On peut étendre ce constat aux entreprises. Souvent, le travail des étudiants ne survit pas à leur départ. Leur travail est pourtant un atout dans les entreprises accueillantes, mais elles ont dû mal à le valoriser et à l’intégrer dans leur processus sur le long terme. C’est pourquoi, je sensibilise mes étudiants à cette question, qu’ils diffusent au sein de l’entreprise la culture de l’IE, et l’expérience qu’ils accumulent. Peut-être ne seront-ils pas recrutés, mais cela fait partie de leur mission, celle notamment de prévoir l’après.


DC : Contre quoi faut-il lutter ?

AK : Il faut lutter contre les silos : l’intelligence économique, la cybersécurité, la géopolitique, la communication, font partie des disciplines qui doivent se parler. Silo dans les formations, mais dans les entreprises aussi.

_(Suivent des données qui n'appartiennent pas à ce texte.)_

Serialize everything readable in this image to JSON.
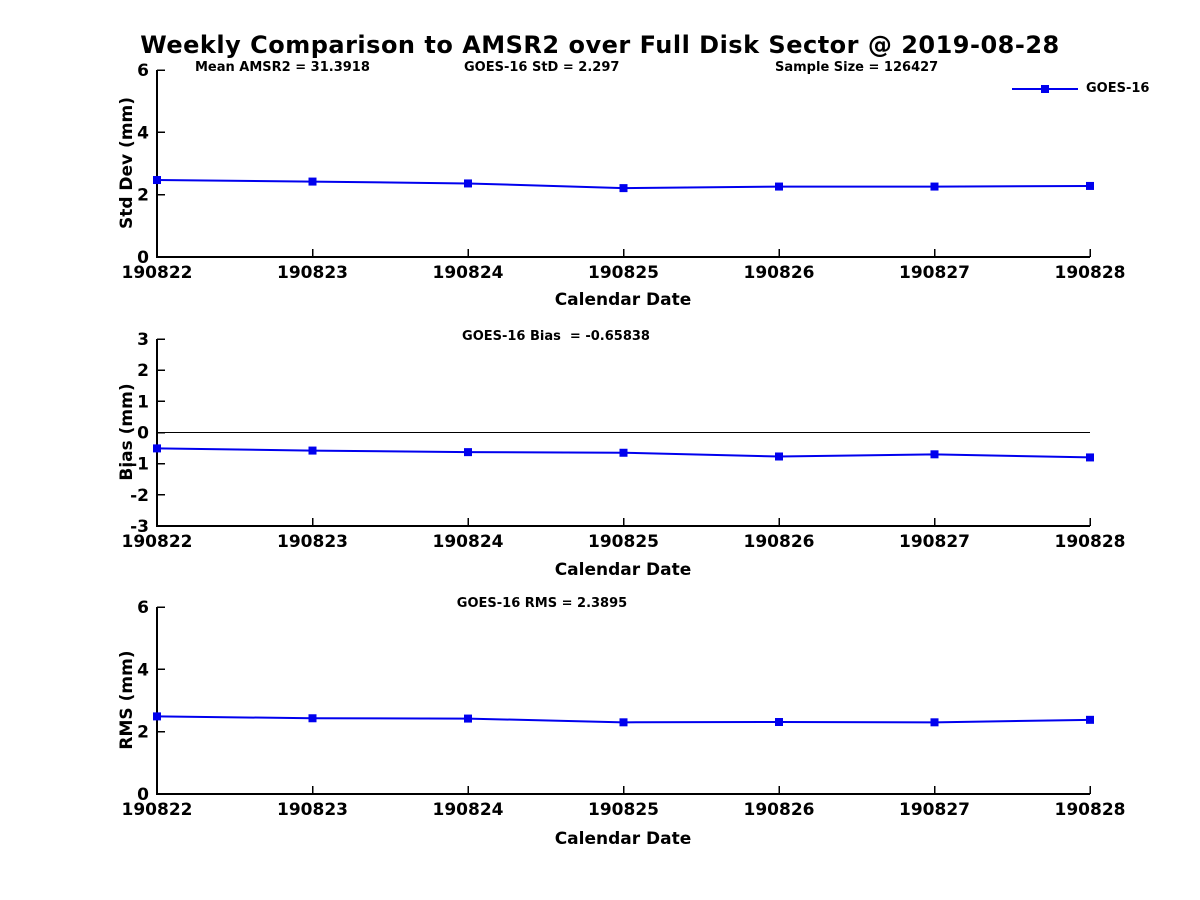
{
  "title": "Weekly Comparison to AMSR2 over Full Disk Sector @ 2019-08-28",
  "legend": {
    "label": "GOES-16"
  },
  "colors": {
    "series": "#0000EE",
    "axis": "#000000",
    "text": "#000000"
  },
  "chart_data": [
    {
      "type": "line",
      "name": "std_dev",
      "ylabel": "Std Dev (mm)",
      "xlabel": "Calendar Date",
      "categories": [
        "190822",
        "190823",
        "190824",
        "190825",
        "190826",
        "190827",
        "190828"
      ],
      "series": [
        {
          "name": "GOES-16",
          "marker": "square",
          "color": "#0000EE",
          "values": [
            2.47,
            2.42,
            2.36,
            2.21,
            2.26,
            2.26,
            2.28
          ]
        }
      ],
      "ylim": [
        0,
        6
      ],
      "yticks": [
        0,
        2,
        4,
        6
      ],
      "zero_line": false,
      "legend_position": "top-right",
      "annotations": [
        {
          "text": "Mean AMSR2 = 31.3918"
        },
        {
          "text": "GOES-16 StD = 2.297"
        },
        {
          "text": "Sample Size = 126427"
        }
      ]
    },
    {
      "type": "line",
      "name": "bias",
      "ylabel": "Bias (mm)",
      "xlabel": "Calendar Date",
      "categories": [
        "190822",
        "190823",
        "190824",
        "190825",
        "190826",
        "190827",
        "190828"
      ],
      "series": [
        {
          "name": "GOES-16",
          "marker": "square",
          "color": "#0000EE",
          "values": [
            -0.51,
            -0.58,
            -0.63,
            -0.65,
            -0.77,
            -0.7,
            -0.8
          ]
        }
      ],
      "ylim": [
        -3,
        3
      ],
      "yticks": [
        -3,
        -2,
        -1,
        0,
        1,
        2,
        3
      ],
      "zero_line": true,
      "annotations": [
        {
          "text": "GOES-16 Bias  = -0.65838"
        }
      ]
    },
    {
      "type": "line",
      "name": "rms",
      "ylabel": "RMS (mm)",
      "xlabel": "Calendar Date",
      "categories": [
        "190822",
        "190823",
        "190824",
        "190825",
        "190826",
        "190827",
        "190828"
      ],
      "series": [
        {
          "name": "GOES-16",
          "marker": "square",
          "color": "#0000EE",
          "values": [
            2.49,
            2.43,
            2.42,
            2.3,
            2.31,
            2.3,
            2.38
          ]
        }
      ],
      "ylim": [
        0,
        6
      ],
      "yticks": [
        0,
        2,
        4,
        6
      ],
      "zero_line": false,
      "annotations": [
        {
          "text": "GOES-16 RMS = 2.3895"
        }
      ]
    }
  ]
}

Il faut que l’information circule, au bon moment, au bon endroit. Il manque une méta-base de connaissances et un coordinateur territorial qui permette d’impulser une dynamique et une culture, en élaborant, par exemple, des cartographies d’acteurs et de compétences sur les territoires. Cela fait partie des besoins récurrents que nous avons identifiés en région.

DC : D’autres pistes d’évolution ?

AK : L’intelligence territoriale qui pose notamment la question de l’attractivité, est essentielle pour attirer et retenir les étudiants dans les entreprises dynamiques mais situés dans des territoires difficiles et qui pâtissent d’une mauvaise image. Ce sont des vrais enjeux d’intelligence économique. Depuis quelques années cependant, je constate que les territoires alsacien et Luxembourgeois sont plus attractifs pour les étudiants.

Est-ce une exception ? La proximité de l’Allemagne, du Luxembourg, la Suisse et l’Italie peuvent être des atouts économiques.
 
Il faudrait aussi que l’intelligence économique dispose d’un code Rome à part entière pour être identifié par Pôle Emploi. N’existant pas par elle-même, elle est souvent associée à la prospective ou à la communication. Et c’est un frein à la diffusion de la culture de l’intelligence économique car elle manque de fait, de visibilité et de légitimité.

DC : Quelques mots de conclusion ?

AK : Les discours et pratiques qui ressortent du forum incitent à combiner différentes sources de veille scientifiques avec celles des réseaux sociaux numériques.
 
Des actions, comme : être à l’écoute, savoir communiquer, manager et animer une communauté interne, afin de susciter l’intérêt et la motivation à partager ses informations. Il est aussi important de se dégager des jours en situation immersive afin de réaliser des brainstormings avec des experts pour alimenter un projet de veille et créer d’un réseau de partage d’informations (Gilles Rodriguez a d’ailleurs mentionné le rôle du community manager). Ce qui est également ressorti dans ce forum, c’est l'importance de la recherche,  de l’approche territoriale et de la gestion de la donnée et de ses aspects juridiques Enfin, tous s’accordent à dire qu’il est essentiel de développer une  pédagogie de l’IE et de faire reconnaître sa plus-value : il y a ici un réel enjeu de visibilité et de CULTURE de l’IE.
 
Pour résumer mes propos, je retiendrais ces mots-clés qui ont fait sens durant ces deux jours : méthode, agilité, relations humaines et transversalité.